Don’t collect the user’s data if you are not going to use it for something useful. This counts for informational websites and other dynamic websites. If I want to read the publicly available content on your website I shouldn’t have to sign in for it.

Create your own stylesheets for your website. Using someone’s 3 megabyte css file just so you can do an off-canvas and 4 display headings is a waste of bandwidth.

Use the height and width attributes for images and include a min-height and min-width in their style attribute. Their object-fit should also be considered. I hate that your web pages expand like a balloon before I even begin to scroll.

Optimize your images to be appropriately sized and preferably webp format. There are various command-line tools and even language-specific packages that can help automate this process (Python has an Image.thumbnail() function in the PIL package; make a script to use it).

Off-load sending dynamic web pages to a static file server like nginx or Apache. Have your framework create static files from the dynamic pages generated by the template engine and stash these files locally. Refresh the static file generation daily and leave the heavy lifting to a tool that’s built for sending files.

Logos don’t need to be big Make them tiny.

Font sizes have to allow pages to be readable Use rem not px (1.15rem is good). We can’t talk about having responsive websites if the people are peeping to read it.

Stop loading videos on your website. If we wanted to watch videos we would be on youtube. Use a youtube embed if you are desperate. Videos are too big. They don’t belong on a mobile device screen unless they are tiny in size and in portrait.

Don’t use a content delivery network (CDN) pretending like it will solve your main issue of web bloat. A bloated webpage served from Brazil is just as slow as one served from India. Fix the real problem here.

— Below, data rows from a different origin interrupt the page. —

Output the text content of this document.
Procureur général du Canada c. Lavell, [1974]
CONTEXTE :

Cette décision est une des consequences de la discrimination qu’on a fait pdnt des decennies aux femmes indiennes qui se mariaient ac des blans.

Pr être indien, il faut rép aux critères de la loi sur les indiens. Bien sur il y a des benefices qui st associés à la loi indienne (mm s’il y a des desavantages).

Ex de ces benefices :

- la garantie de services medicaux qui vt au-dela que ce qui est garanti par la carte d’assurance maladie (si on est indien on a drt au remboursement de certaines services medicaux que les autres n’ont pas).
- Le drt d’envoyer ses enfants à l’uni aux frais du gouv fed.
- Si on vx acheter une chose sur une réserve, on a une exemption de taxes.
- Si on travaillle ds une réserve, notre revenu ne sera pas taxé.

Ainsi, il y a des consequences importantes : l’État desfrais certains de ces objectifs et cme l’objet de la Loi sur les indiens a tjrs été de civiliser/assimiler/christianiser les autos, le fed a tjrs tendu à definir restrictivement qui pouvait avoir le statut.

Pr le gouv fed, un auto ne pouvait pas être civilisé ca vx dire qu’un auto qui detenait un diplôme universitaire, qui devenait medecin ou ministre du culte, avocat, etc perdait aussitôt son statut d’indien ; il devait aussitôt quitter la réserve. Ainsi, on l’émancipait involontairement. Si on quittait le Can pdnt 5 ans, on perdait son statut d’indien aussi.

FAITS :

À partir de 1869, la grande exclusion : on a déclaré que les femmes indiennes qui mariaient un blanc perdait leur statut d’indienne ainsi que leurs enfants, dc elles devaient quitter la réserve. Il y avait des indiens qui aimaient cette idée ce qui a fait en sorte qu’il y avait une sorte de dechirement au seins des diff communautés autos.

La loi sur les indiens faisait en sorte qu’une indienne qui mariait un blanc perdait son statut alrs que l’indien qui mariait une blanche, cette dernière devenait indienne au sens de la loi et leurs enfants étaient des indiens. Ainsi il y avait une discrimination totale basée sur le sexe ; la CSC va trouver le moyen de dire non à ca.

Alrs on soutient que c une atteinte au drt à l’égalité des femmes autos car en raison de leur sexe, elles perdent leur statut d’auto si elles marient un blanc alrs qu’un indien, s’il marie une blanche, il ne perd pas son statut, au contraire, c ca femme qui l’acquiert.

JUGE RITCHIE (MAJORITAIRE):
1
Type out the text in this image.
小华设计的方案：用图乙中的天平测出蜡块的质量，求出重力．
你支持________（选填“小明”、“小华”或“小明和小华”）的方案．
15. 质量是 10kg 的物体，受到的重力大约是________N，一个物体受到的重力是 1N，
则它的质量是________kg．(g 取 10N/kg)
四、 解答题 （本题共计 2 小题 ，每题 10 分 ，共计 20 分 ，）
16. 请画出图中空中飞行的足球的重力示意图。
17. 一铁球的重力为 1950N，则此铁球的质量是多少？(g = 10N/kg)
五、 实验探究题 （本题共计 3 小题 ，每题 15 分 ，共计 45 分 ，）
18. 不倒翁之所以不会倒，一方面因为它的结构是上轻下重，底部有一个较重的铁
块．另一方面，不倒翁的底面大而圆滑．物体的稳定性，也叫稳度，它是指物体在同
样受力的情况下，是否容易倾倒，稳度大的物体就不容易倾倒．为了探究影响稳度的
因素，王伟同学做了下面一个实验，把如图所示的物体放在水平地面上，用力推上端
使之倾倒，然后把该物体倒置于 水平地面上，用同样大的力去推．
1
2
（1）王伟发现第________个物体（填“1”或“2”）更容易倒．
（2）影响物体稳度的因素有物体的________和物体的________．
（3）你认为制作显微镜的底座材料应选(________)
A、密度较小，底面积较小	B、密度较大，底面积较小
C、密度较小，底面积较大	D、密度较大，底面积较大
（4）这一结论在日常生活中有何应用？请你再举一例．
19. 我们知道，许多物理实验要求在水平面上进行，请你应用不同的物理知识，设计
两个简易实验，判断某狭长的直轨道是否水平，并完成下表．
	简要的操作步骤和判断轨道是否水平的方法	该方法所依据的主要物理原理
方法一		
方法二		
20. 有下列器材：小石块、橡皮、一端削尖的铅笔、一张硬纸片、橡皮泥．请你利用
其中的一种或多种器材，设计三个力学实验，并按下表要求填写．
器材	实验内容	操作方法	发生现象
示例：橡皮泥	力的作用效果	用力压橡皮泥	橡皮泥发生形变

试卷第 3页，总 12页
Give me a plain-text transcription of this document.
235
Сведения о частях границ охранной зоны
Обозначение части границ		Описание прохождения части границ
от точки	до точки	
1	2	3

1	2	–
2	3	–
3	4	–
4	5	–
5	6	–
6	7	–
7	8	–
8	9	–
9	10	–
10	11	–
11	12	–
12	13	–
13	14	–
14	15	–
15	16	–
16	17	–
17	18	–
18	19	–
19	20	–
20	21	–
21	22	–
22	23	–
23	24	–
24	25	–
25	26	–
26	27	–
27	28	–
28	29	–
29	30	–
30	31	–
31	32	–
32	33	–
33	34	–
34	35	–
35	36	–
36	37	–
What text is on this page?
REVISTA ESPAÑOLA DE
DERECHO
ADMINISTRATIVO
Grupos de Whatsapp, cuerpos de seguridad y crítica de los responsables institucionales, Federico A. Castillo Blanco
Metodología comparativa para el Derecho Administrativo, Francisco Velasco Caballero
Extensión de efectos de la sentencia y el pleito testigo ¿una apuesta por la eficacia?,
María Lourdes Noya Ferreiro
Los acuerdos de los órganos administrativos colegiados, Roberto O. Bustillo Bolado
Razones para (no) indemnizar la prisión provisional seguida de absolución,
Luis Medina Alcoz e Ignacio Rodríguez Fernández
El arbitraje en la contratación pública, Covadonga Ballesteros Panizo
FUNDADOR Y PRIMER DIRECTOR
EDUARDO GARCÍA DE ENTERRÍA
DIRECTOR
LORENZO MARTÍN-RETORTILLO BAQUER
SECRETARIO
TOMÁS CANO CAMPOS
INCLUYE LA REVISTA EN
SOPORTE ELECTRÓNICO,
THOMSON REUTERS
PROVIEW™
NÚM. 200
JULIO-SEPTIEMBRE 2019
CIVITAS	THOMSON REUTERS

Ease with the analytics Stop using the user’s device to load huge Javascript code chunks that send their browsing habits back to your server or someone else’s. If you really want to know how many users are visiting your website just use a server-side analytics tool. Your server knows when it sends a file - you don’t need my phone to tell you about it.

Use an analytics tool Websites like DebugBear and Google’s PageSpeed Insights provide free site analysis and advice on how to improve your users’ experience with websites you build.

Just put some more care into what you do. I don’t imagine that you will ever become a worse developer by trying to optimize your websites to be blazingly fast. I know I have learnt quite a lot by simply trying to make a few small tweaks here and there on my websites. Attention to detail is what we need to train more often. It should bother you when you go to sleep that you are not doing your best. This applies to every facet of life but especially to web development where the lives of other persons can be negatively impacted by the performance of your software product.

Conclusion

These are just a few points but hey it’s a start.